The net proceeds of the Term Loan were used to fund a portion of the purchase price payable to Rohm and Haas Company ("R&H"), a subsidiary of Dow, in connection with the Business Combination. Amounts available under the Revolving Loan may also be used for working capital, general corporate purposes, and other uses, all as more fully set forth in the Credit Agreement. At December 31, 2018, there was $410.1 million outstanding under the Term Loan and no balance outstanding under the Revolving Loan.
 
As of the Closing Date, the Company incurred approximately $12.9 million in debt issuance costs related to the Term Loan and $1.3 million in costs related to the Revolving Loan. The debt issuance costs associated with the Term Loan were capitalized against the principal balance of the debt, and the Revolving Loan costs were capitalized in Other Assets. All issuance costs will be accredited through interest expense for the duration of each respective debt facility.
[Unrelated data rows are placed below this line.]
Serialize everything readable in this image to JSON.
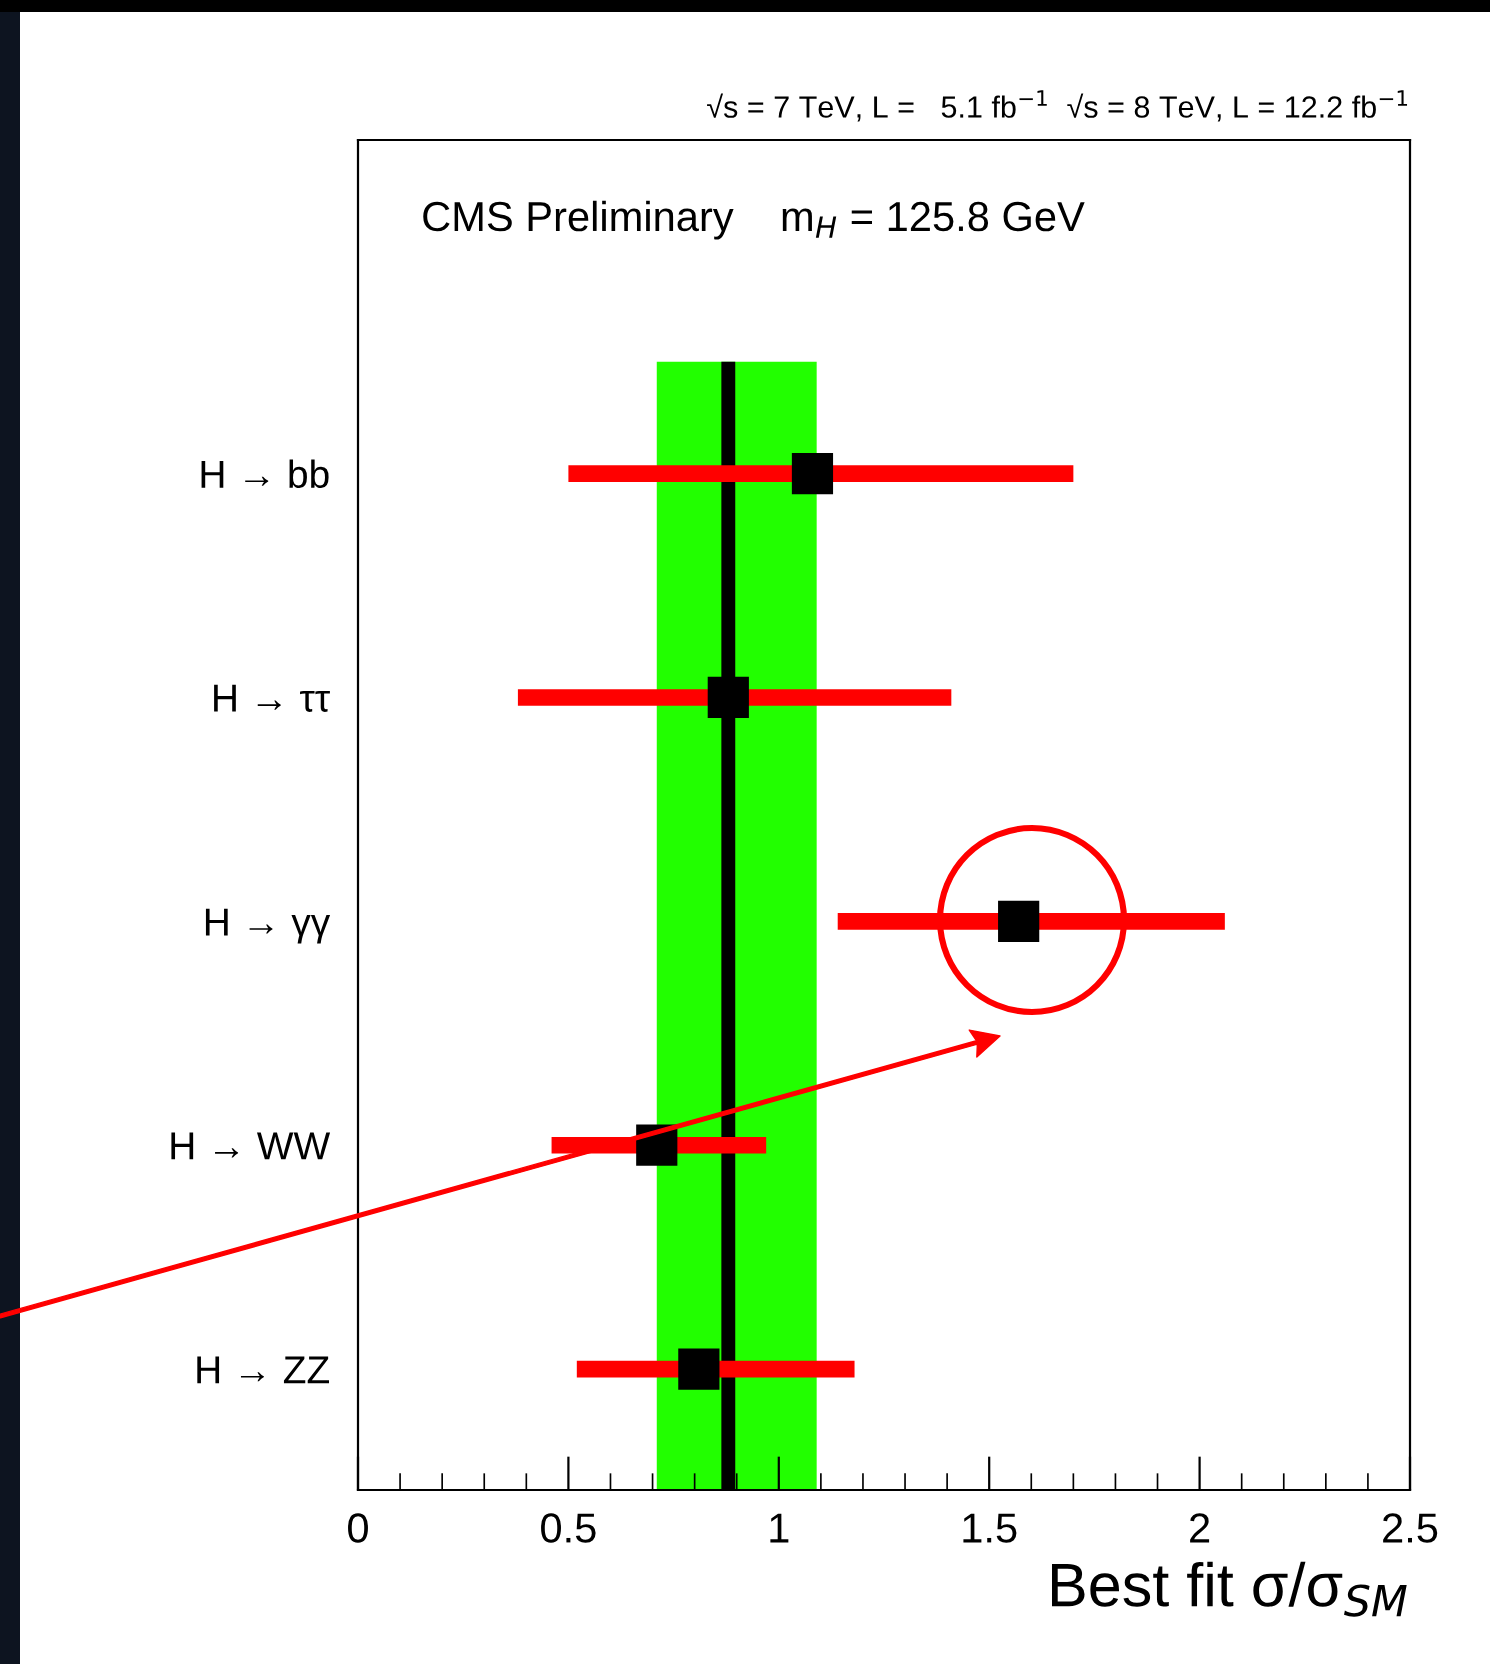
{
  "chart_data": {
    "type": "scatter",
    "orientation": "horizontal",
    "title": "√s = 7 TeV, L =   5.1 fb$^{−1}$  √s = 8 TeV, L = 12.2 fb$^{−1}$",
    "xlabel": "Best fit σ/σ$_{SM}$",
    "annotations": [
      "CMS Preliminary    m$_{H}$ = 125.8 GeV"
    ],
    "categories": [
      "H → bb",
      "H → ττ",
      "H → γγ",
      "H → WW",
      "H → ZZ"
    ],
    "series": [
      {
        "color": "#000000",
        "values": [
          1.08,
          0.88,
          1.57,
          0.71,
          0.81
        ],
        "errors": [
          [
            0.5,
            1.7
          ],
          [
            0.38,
            1.41
          ],
          [
            1.14,
            2.06
          ],
          [
            0.46,
            0.97
          ],
          [
            0.52,
            1.18
          ]
        ]
      }
    ],
    "marker": "square",
    "xlim": [
      0,
      2.5
    ],
    "xticks": [
      0,
      0.5,
      1,
      1.5,
      2,
      2.5
    ],
    "ref_lines": [
      {
        "axis": "x",
        "value": 0.88,
        "color": "#000000"
      }
    ],
    "bands": [
      {
        "axis": "x",
        "from": 0.71,
        "to": 1.09,
        "color": "#22ff00"
      }
    ],
    "grid": false,
    "legend": false
  }
}
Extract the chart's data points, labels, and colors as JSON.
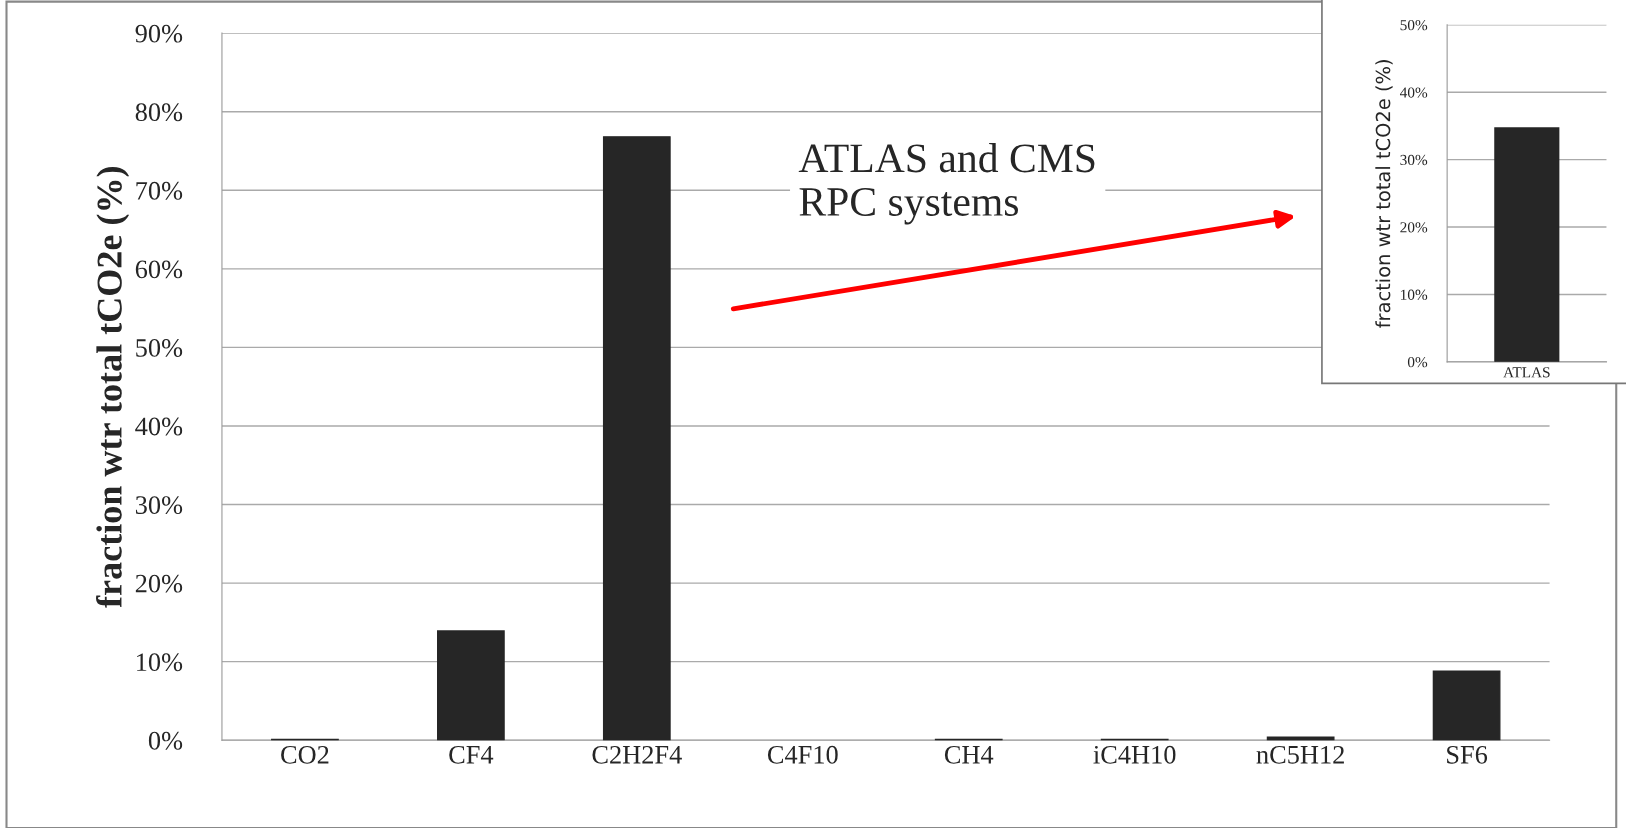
{
  "chart_data": [
    {
      "type": "bar",
      "ylabel": "fraction wtr total tCO2e (%)",
      "categories": [
        "CO2",
        "CF4",
        "C2H2F4",
        "C4F10",
        "CH4",
        "iC4H10",
        "nC5H12",
        "SF6"
      ],
      "values": [
        0.1,
        13.9,
        76.8,
        null,
        0.1,
        0.1,
        0.4,
        8.8
      ],
      "color": "#262626",
      "ylim": [
        0,
        90
      ],
      "yticks": [
        {
          "value": 0,
          "label": "0%"
        },
        {
          "value": 10,
          "label": "10%"
        },
        {
          "value": 20,
          "label": "20%"
        },
        {
          "value": 30,
          "label": "30%"
        },
        {
          "value": 40,
          "label": "40%"
        },
        {
          "value": 50,
          "label": "50%"
        },
        {
          "value": 60,
          "label": "60%"
        },
        {
          "value": 70,
          "label": "70%"
        },
        {
          "value": 80,
          "label": "80%"
        },
        {
          "value": 90,
          "label": "90%"
        }
      ],
      "grid": "y",
      "annotations": [
        "ATLAS and CMS\nRPC systems"
      ]
    },
    {
      "type": "bar",
      "ylabel": "fraction wtr total tCO2e (%)",
      "categories": [
        "ATLAS"
      ],
      "values": [
        34.7
      ],
      "color": "#262626",
      "ylim": [
        0,
        50
      ],
      "yticks": [
        {
          "value": 0,
          "label": "0%"
        },
        {
          "value": 10,
          "label": "10%"
        },
        {
          "value": 20,
          "label": "20%"
        },
        {
          "value": 30,
          "label": "30%"
        },
        {
          "value": 40,
          "label": "40%"
        },
        {
          "value": 50,
          "label": "50%"
        }
      ],
      "grid": "y"
    }
  ]
}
The interest expense related to the amortization of the debt issuance costs during the year ended December 31, 2018 and December 31, 2017 was approximately $2.5 million and $2.4 million, respectively.
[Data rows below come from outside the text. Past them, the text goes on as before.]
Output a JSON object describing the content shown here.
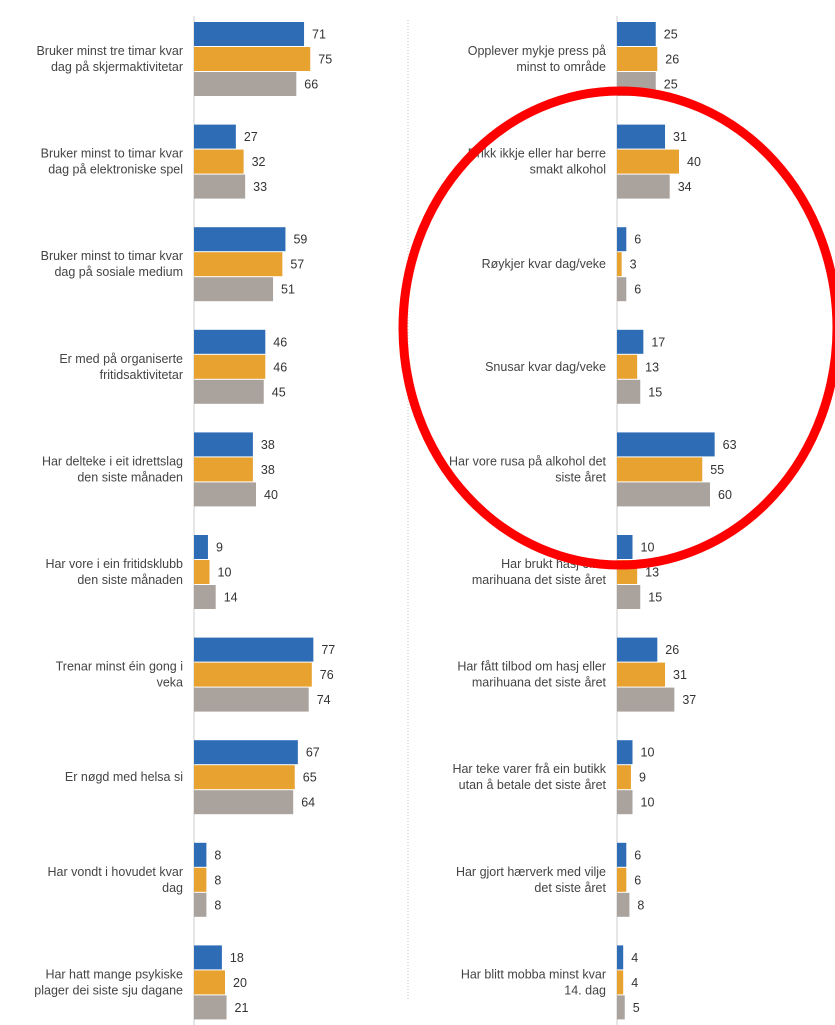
{
  "colors": {
    "blue": "#2e6db6",
    "orange": "#e8a230",
    "gray": "#aaa39d",
    "divider": "#cccccc",
    "axis": "#cccccc",
    "circle": "#ff0000"
  },
  "annotation": {
    "type": "circle",
    "color": "#ff0000",
    "encloses": [
      "Drikk ikkje eller har berre smakt alkohol",
      "Røykjer kvar dag/veke",
      "Snusar kvar dag/veke",
      "Har vore rusa på alkohol det siste året"
    ]
  },
  "chart_data": [
    {
      "type": "bar",
      "orientation": "horizontal",
      "series_colors": [
        "#2e6db6",
        "#e8a230",
        "#aaa39d"
      ],
      "groups": [
        {
          "label": [
            "Bruker minst tre timar kvar",
            "dag på skjermaktivitetar"
          ],
          "values": [
            71,
            75,
            66
          ]
        },
        {
          "label": [
            "Bruker minst to timar kvar",
            "dag på elektroniske spel"
          ],
          "values": [
            27,
            32,
            33
          ]
        },
        {
          "label": [
            "Bruker minst to timar kvar",
            "dag på sosiale medium"
          ],
          "values": [
            59,
            57,
            51
          ]
        },
        {
          "label": [
            "Er med på organiserte",
            "fritidsaktivitetar"
          ],
          "values": [
            46,
            46,
            45
          ]
        },
        {
          "label": [
            "Har delteke i eit idrettslag",
            "den siste månaden"
          ],
          "values": [
            38,
            38,
            40
          ]
        },
        {
          "label": [
            "Har vore i ein fritidsklubb",
            "den siste månaden"
          ],
          "values": [
            9,
            10,
            14
          ]
        },
        {
          "label": [
            "Trenar minst éin gong i",
            "veka"
          ],
          "values": [
            77,
            76,
            74
          ]
        },
        {
          "label": [
            "Er nøgd med helsa si"
          ],
          "values": [
            67,
            65,
            64
          ]
        },
        {
          "label": [
            "Har vondt i hovudet kvar",
            "dag"
          ],
          "values": [
            8,
            8,
            8
          ]
        },
        {
          "label": [
            "Har hatt mange psykiske",
            "plager dei siste sju dagane"
          ],
          "values": [
            18,
            20,
            21
          ]
        }
      ]
    },
    {
      "type": "bar",
      "orientation": "horizontal",
      "series_colors": [
        "#2e6db6",
        "#e8a230",
        "#aaa39d"
      ],
      "groups": [
        {
          "label": [
            "Opplever mykje press på",
            "minst to område"
          ],
          "values": [
            25,
            26,
            25
          ]
        },
        {
          "label": [
            "Drikk ikkje eller har berre",
            "smakt alkohol"
          ],
          "values": [
            31,
            40,
            34
          ]
        },
        {
          "label": [
            "Røykjer kvar dag/veke"
          ],
          "values": [
            6,
            3,
            6
          ]
        },
        {
          "label": [
            "Snusar kvar dag/veke"
          ],
          "values": [
            17,
            13,
            15
          ]
        },
        {
          "label": [
            "Har vore rusa på alkohol det",
            "siste året"
          ],
          "values": [
            63,
            55,
            60
          ]
        },
        {
          "label": [
            "Har brukt hasj eller",
            "marihuana det siste året"
          ],
          "values": [
            10,
            13,
            15
          ]
        },
        {
          "label": [
            "Har fått tilbod om hasj eller",
            "marihuana det siste året"
          ],
          "values": [
            26,
            31,
            37
          ]
        },
        {
          "label": [
            "Har teke varer frå ein butikk",
            "utan å betale det siste året"
          ],
          "values": [
            10,
            9,
            10
          ]
        },
        {
          "label": [
            "Har gjort hærverk med vilje",
            "det siste året"
          ],
          "values": [
            6,
            6,
            8
          ]
        },
        {
          "label": [
            "Har blitt mobba minst kvar",
            "14. dag"
          ],
          "values": [
            4,
            4,
            5
          ]
        }
      ]
    }
  ]
}
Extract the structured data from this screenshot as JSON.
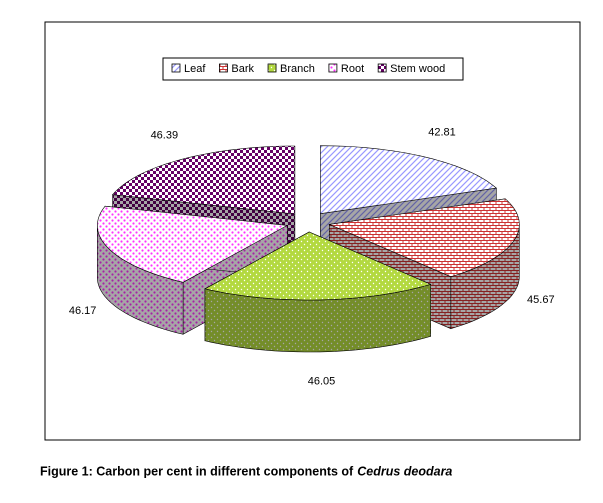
{
  "chart_data": {
    "type": "pie",
    "categories": [
      "Leaf",
      "Bark",
      "Branch",
      "Root",
      "Stem wood"
    ],
    "values": [
      42.81,
      45.67,
      46.05,
      46.17,
      46.39
    ],
    "colors": [
      "#9999ff",
      "#cc3333",
      "#99cc00",
      "#ff33ff",
      "#660066"
    ],
    "legend": "top",
    "caption": [
      "Figure 1: Carbon per cent in different components of",
      "Cedrus deodara"
    ]
  }
}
Certain restrictive covenants are contained in the Credit Facility, which the Company was in compliance with as of December 31, 2018, other than certain covenants that apply only to the Company’s ability to borrow under the Revolving
Loan (excluding letters of credit). The Credit Facility imposes an overall cap on the total amount of dividends the Company can pay, together with the total amount of shares and warrants the Company can repurchase, of $12 million per fiscal year, and imposes certain other conditions on the Company’s ability to pay dividends.
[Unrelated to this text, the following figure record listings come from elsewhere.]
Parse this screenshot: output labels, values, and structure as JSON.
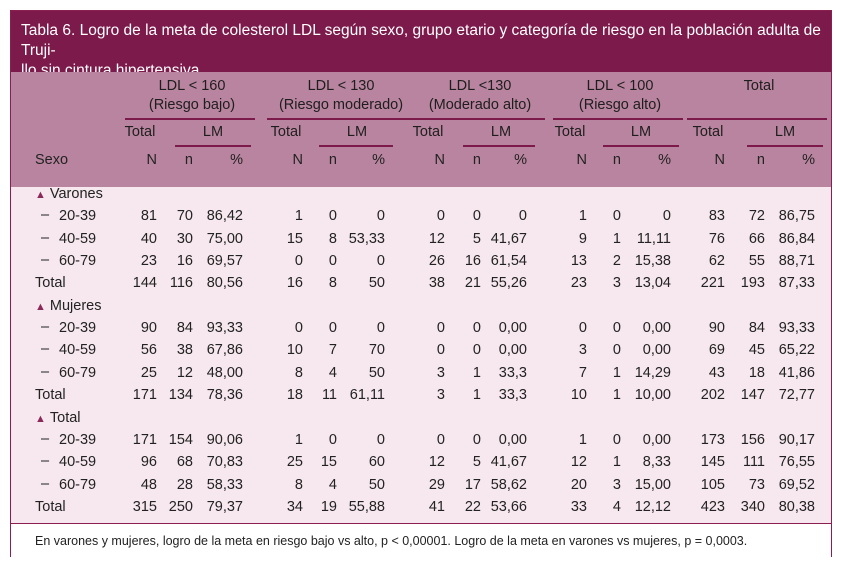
{
  "title": "Tabla 6. Logro de la meta de colesterol LDL según sexo, grupo etario y categoría de riesgo en la población adulta de Trujillo sin cintura hipertensiva",
  "title_line1": "Tabla 6. Logro de la meta de colesterol LDL según sexo, grupo etario y categoría de riesgo en la población adulta de Truji-",
  "title_line2": "llo sin cintura hipertensiva",
  "header": {
    "row_label": "Sexo",
    "groups": [
      {
        "l1": "LDL < 160",
        "l2": "(Riesgo bajo)"
      },
      {
        "l1": "LDL < 130",
        "l2": "(Riesgo moderado)"
      },
      {
        "l1": "LDL <130",
        "l2": "(Moderado alto)"
      },
      {
        "l1": "LDL < 100",
        "l2": "(Riesgo alto)"
      },
      {
        "l1": "Total",
        "l2": ""
      }
    ],
    "sub_total": "Total",
    "sub_lm": "LM",
    "col_n_upper": "N",
    "col_n_lower": "n",
    "col_pct": "%"
  },
  "sections": [
    {
      "label": "Varones",
      "rows": [
        {
          "label": "20-39",
          "values": [
            "81",
            "70",
            "86,42",
            "1",
            "0",
            "0",
            "0",
            "0",
            "0",
            "1",
            "0",
            "0",
            "83",
            "72",
            "86,75"
          ]
        },
        {
          "label": "40-59",
          "values": [
            "40",
            "30",
            "75,00",
            "15",
            "8",
            "53,33",
            "12",
            "5",
            "41,67",
            "9",
            "1",
            "11,11",
            "76",
            "66",
            "86,84"
          ]
        },
        {
          "label": "60-79",
          "values": [
            "23",
            "16",
            "69,57",
            "0",
            "0",
            "0",
            "26",
            "16",
            "61,54",
            "13",
            "2",
            "15,38",
            "62",
            "55",
            "88,71"
          ]
        },
        {
          "label": "Total",
          "values": [
            "144",
            "116",
            "80,56",
            "16",
            "8",
            "50",
            "38",
            "21",
            "55,26",
            "23",
            "3",
            "13,04",
            "221",
            "193",
            "87,33"
          ]
        }
      ]
    },
    {
      "label": "Mujeres",
      "rows": [
        {
          "label": "20-39",
          "values": [
            "90",
            "84",
            "93,33",
            "0",
            "0",
            "0",
            "0",
            "0",
            "0,00",
            "0",
            "0",
            "0,00",
            "90",
            "84",
            "93,33"
          ]
        },
        {
          "label": "40-59",
          "values": [
            "56",
            "38",
            "67,86",
            "10",
            "7",
            "70",
            "0",
            "0",
            "0,00",
            "3",
            "0",
            "0,00",
            "69",
            "45",
            "65,22"
          ]
        },
        {
          "label": "60-79",
          "values": [
            "25",
            "12",
            "48,00",
            "8",
            "4",
            "50",
            "3",
            "1",
            "33,3",
            "7",
            "1",
            "14,29",
            "43",
            "18",
            "41,86"
          ]
        },
        {
          "label": "Total",
          "values": [
            "171",
            "134",
            "78,36",
            "18",
            "11",
            "61,11",
            "3",
            "1",
            "33,3",
            "10",
            "1",
            "10,00",
            "202",
            "147",
            "72,77"
          ]
        }
      ]
    },
    {
      "label": "Total",
      "rows": [
        {
          "label": "20-39",
          "values": [
            "171",
            "154",
            "90,06",
            "1",
            "0",
            "0",
            "0",
            "0",
            "0,00",
            "1",
            "0",
            "0,00",
            "173",
            "156",
            "90,17"
          ]
        },
        {
          "label": "40-59",
          "values": [
            "96",
            "68",
            "70,83",
            "25",
            "15",
            "60",
            "12",
            "5",
            "41,67",
            "12",
            "1",
            "8,33",
            "145",
            "111",
            "76,55"
          ]
        },
        {
          "label": "60-79",
          "values": [
            "48",
            "28",
            "58,33",
            "8",
            "4",
            "50",
            "29",
            "17",
            "58,62",
            "20",
            "3",
            "15,00",
            "105",
            "73",
            "69,52"
          ]
        },
        {
          "label": "Total",
          "values": [
            "315",
            "250",
            "79,37",
            "34",
            "19",
            "55,88",
            "41",
            "22",
            "53,66",
            "33",
            "4",
            "12,12",
            "423",
            "340",
            "80,38"
          ]
        }
      ]
    }
  ],
  "footnote": "En varones y mujeres, logro de la meta en riesgo bajo vs alto, p < 0,00001. Logro de la meta en varones vs mujeres, p = 0,0003.",
  "colors": {
    "title_bg": "#7b1a4b",
    "header_bg": "#b9849f",
    "body_bg": "#f6e8ee",
    "accent": "#8b2a5a"
  }
}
Beginning with the year ended December 31, 2017, the Company is required to prepay Term Loan Borrowings and Incremental Term Loan Borrowings in an aggregate amount equal to 50% of the Excess Cash Flow for the fiscal year; provided that such amount of the Excess Cash Flow in any fiscal year shall be reduced by (i) the aggregate amount of prepayments of Term Loans and Incremental Term Loans made, (ii) to the extent accompanied by permanent reductions of Revolving Commitments, the aggregate amount of prepayments of Revolving Loans (other than prepayments financed with the proceeds of Indebtedness), (iii) repaid borrowings of Revolving Loans made on the Effective Date to account for any additional original issue discount or upfront fees that are implemented pursuant to the Fee Letter and (iv) the aggregate amount of cash dividends paid by the Company or Holdings to Holdings or Boulevard for the payment of the Seller Earnout; provided further that, prepayments of Term Loan Borrowings and Incremental Term Loan Borrowings shall only be required if 50% of the Excess Cash Flow for such fiscal year exceeds $5,000,000. There are no amounts due under this provision for the year ended December 31, 2018.

On January 31, 2019, The Revolving Loan was amended to extend the revolver from July 31, 2019 to December 31, 2020. The amended $12.5 million revolving credit facility also amended certain financial covenants.